野茂のこと。

わたしは野球というジャンルのスポーツには殆ど興味がない。
なのにアメリカに野球を見に行ったことがある。
随分以前の話になる。
当時近鉄バファローズにいた野茂がドジャースに移籍した直後のことだ。

フリーランスのデザイナーとして独立した当初、お金がないこともありフリーランス仲間三人でオフィスをシェアしていたのだが、そのなかの一人が現在プランナーをしている高校時代からの友人だった。
仕事もそれなりに順調にこなしいささか単調な日々が続くようになった頃、その彼が仕事を休んでアメリカに一年ほど留学すると言い出した。
そのための下見に何日かの予定で渡米する、ついでに野茂の投げるところも見に行くと言う。なんだか面白そうなのでわたしもついていくことにしたのだ。

ロサンジェルスに到着後観光もそこそこに(といっても観光などなにもせずにスーパーやデパートばっかり見物していたのだが)ドジャース・スタジアムに二人で出かけた。
記憶があやふやだが、たしかシカゴ・カブスとのカードだったと思う。
残念ながら当日の試合では野茂はベンチから出ることなく終わったのだが、とても満足した一夜だった。
なぜなら初めて観戦するメジャーリーグの試合の迫力もさることながら、球場で醸し出される雰囲気すべてがわたしにはものすごく気持ちよかったからだ。
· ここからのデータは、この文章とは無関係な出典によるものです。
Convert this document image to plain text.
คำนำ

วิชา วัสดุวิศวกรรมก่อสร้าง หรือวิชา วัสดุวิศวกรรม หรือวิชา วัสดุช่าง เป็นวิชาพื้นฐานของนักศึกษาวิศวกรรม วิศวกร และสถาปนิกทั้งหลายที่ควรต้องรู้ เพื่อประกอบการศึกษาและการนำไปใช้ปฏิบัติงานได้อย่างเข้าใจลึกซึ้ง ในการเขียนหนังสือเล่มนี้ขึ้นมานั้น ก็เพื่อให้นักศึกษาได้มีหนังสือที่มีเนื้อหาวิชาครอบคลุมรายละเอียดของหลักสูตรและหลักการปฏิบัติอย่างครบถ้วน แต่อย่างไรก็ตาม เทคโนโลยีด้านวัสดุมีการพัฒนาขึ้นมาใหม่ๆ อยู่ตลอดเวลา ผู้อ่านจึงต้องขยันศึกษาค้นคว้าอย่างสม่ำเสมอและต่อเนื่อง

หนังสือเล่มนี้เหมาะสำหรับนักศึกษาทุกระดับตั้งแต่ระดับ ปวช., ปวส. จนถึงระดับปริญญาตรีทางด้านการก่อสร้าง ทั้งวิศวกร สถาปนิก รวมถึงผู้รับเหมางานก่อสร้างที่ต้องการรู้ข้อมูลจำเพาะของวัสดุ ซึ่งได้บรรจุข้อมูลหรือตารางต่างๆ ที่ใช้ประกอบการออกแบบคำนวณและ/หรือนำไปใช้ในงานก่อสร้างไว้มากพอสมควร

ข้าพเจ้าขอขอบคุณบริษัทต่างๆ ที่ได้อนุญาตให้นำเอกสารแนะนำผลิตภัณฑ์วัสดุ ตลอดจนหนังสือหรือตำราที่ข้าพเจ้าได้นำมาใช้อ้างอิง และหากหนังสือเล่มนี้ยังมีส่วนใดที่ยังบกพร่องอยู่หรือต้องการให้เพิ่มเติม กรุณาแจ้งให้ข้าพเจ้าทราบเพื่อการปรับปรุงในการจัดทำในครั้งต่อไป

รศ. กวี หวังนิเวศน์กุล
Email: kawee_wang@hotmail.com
いわばドジャース・スタジアムに漂っている「野球を観る」ということへの人々の幸福感に共振した、という感じだったのだ。

友人が始めに連れていってくれたのがドジャース・スタジアムだったのが良かったような気がする。
カンカン帽にブレザーの球場係員や赤錆た鉄骨むき出しの暗いスタンド裏通路、いいコントロールで客に投げ売りするピーナッツ売りの爺さんなど、きっと球場で見かけた子供たちのパパやグランパが子供だった時代から変わらない景色なのだ。
私を野球に連れてって」の合唱が何十年にも渡ってスタジアムに響き渡ってきたのだろう、その日の「私を野球に連れてって」もみんな本当に楽しそうに歌っていた。

試合終了後幸せな気分で帰路につこうとしたとき、バックスクリーンになにかが映り出し始めた。過去の同じ日に達成された記録や、その日になんらかの関わりのある選手などの映像である。観客が一度に駐車場に殺到するのを防ぐためのちょっした工夫なのだが、大勢の人々が佇んでバックスクリーンを眺めている風景を見て、恥ずかしい話だがわたしはちょっと鼻の奥がツンと来てしまった。

子供の頃、父親が日生球場近鉄バファローズと阪急ブレーブスの試合を観に連れていってくれたことがある。
当時のパ・リーグの試合は、というか今でもそうだが客入りははかばかしくなく、ラッパや太鼓の音も聞こえないのんびりしたムードだった。
その日はデイゲームだったかナイターだったかの記憶も定かではないのだが、頬をなでていく風の気持ちよさと周りの人々のくつろいだ雰囲気はかすかに記憶に残っている。

初めて観たメジャー・リーグの野球は、わたしの友人が彼のブログでも書いているように、わたしが子供の時に見たパ・リーグの試合のような「大いなる草野球」のにおいを醸し出していた。プロの選手が素晴らしい施設でプロの試合を見せてくれるのだが、漂うリラックスした空気はラッパや太鼓を鳴らす応援団によるものではなく、家族やカップル、友だち連れによるものだ。

その夜はドジャースが勝った。
カブスの帽子をかぶった一人の男の子が悔しさのあまりべそをかきだし、父親らしき人がそれを一生懸命なだめている。
わたしと友人はグローブを持ったアメリカのガキどもに混じりながら球場裏の選手用出口から野茂選手が出てくるのを待つのであった。

数日間のアメリカ滞在は野球見物以外のあれこれも大変刺激的だったのだが、それはまたいつか。